Maximize Deferrals to Retirement Accounts:
Both tax-deferred retirement and health-care savings contributions are subject to annual limits.  Now is a good time to find out how much you have contributed to your employer sponsored retirement plan and how much you can still contribute before December 31st. If you make this move early enough, you may still be able to increase your salary deductions in order to make up for any shortfall below the maximum. And while you are reviewing deferral limits, it’s a good idea to get an update on new limits for 2020 and prepare for any salary adjustments that you may need to make in January.
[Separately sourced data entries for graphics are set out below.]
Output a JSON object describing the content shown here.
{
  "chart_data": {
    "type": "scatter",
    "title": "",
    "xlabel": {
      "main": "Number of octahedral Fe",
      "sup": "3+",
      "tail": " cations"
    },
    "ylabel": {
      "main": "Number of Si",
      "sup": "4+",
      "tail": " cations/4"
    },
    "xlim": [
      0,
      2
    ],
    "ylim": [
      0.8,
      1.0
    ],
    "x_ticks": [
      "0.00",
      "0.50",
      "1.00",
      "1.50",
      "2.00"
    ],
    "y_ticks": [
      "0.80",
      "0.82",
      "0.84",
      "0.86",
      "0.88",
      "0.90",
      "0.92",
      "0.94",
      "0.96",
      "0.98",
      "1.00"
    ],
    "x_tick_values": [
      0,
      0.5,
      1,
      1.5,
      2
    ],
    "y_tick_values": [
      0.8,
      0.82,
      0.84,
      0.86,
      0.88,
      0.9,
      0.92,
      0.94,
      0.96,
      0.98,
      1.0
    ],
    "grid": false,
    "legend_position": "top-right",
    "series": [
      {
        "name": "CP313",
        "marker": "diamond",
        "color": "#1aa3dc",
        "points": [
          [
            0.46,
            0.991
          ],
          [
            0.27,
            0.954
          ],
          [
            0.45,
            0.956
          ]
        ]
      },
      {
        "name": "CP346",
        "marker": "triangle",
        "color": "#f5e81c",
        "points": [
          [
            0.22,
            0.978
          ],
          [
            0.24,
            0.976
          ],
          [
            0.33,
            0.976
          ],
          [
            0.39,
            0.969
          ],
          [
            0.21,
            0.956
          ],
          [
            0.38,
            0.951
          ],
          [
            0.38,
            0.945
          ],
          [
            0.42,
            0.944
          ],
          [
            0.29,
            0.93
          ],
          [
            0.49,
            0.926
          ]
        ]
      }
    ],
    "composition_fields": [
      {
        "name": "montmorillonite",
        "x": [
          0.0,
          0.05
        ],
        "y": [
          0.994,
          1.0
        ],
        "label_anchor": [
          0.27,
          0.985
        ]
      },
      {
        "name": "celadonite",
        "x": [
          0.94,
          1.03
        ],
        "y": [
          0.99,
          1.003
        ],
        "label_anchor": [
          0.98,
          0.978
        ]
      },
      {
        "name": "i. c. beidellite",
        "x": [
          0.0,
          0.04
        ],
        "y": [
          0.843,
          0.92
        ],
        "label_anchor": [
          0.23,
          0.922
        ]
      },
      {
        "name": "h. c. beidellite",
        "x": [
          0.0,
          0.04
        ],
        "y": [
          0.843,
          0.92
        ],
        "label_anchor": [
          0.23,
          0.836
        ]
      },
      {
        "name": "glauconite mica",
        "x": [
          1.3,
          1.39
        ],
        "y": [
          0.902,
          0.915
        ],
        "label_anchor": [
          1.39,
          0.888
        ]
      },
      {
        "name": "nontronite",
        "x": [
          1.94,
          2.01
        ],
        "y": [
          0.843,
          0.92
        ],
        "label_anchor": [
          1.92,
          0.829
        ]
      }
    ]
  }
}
Consider Roth Conversions:
Now is also a good time for those with large IRAs to evaluate whether it makes sense to convert assets to a Roth IRA.  Investments in a Roth IRA have the potential to grow tax-free, and assuming certain provisions are met, participants in Roth IRAs don’t pay income tax when they withdraw those funds in retirement.   While the conversion may increase taxes for 2019, it decreases potential future tax liabilities. This may be a particularly advantageous move if you find yourself in a relatively lower tax bracket in 2019 than you would expect during your retirement years. My fellow wealth advisor and colleague, Carli Smith, explored Roth IRA conversions in greater detail in her May 2019 blog post, “To Roth, or Not to Roth: A Practical Guide to Roth Conversions.”

Tax Loss Harvesting:
Given the volatility in markets seen in 2019, investors may be able to identify holdings in their taxable accounts that can be sold to recognize capital losses and save on taxes. These realized losses then can be used to offset capital gains that result from selling other investments at a profit.  You can also use tax-loss harvesting to offset up to $3,000 in non-investment income. After selling the investment to recognize the loss, you should replace it with something similar so that you maintain your asset allocation for the market recovery and to avoid wash-sale rules.

Charitable Contributions:
The increase in the standard deduction from $12,200 to $24,400 has made it harder for taxpayers to itemize deductions and take advantage of charitable contributions. If you are someone who regularly gives to charities and find yourself on the cusp of itemizing deductions versus taking a standard deduction, you can consider combining several years’ worth of gifts in an effort to itemize in 2019.

Also, owners of individual retirement accounts that are 70 1/2 or older may consider making charitable contributions through a Qualified Charitable Distribution, or QCD. A QCD is a direct transfer of funds from an IRA, payable to a qualified charity. The amounts distributed as a QCD can be counted towards satisfying Required Minimum Distributions for the year, up to $100,000, and can be excluded from your taxable income.

Withholding and Compensation:
Many taxpayers got an unpleasant surprise last April when they found they hadn’t withheld enough, and they got a big tax bill. To avoid unwanted surprises, make sure that withholding and estimated tax payments are enough to avoid penalties and interest to the IRS. Do that by covering 110% of your previous year’s income tax liability or 90% of your current-year liability.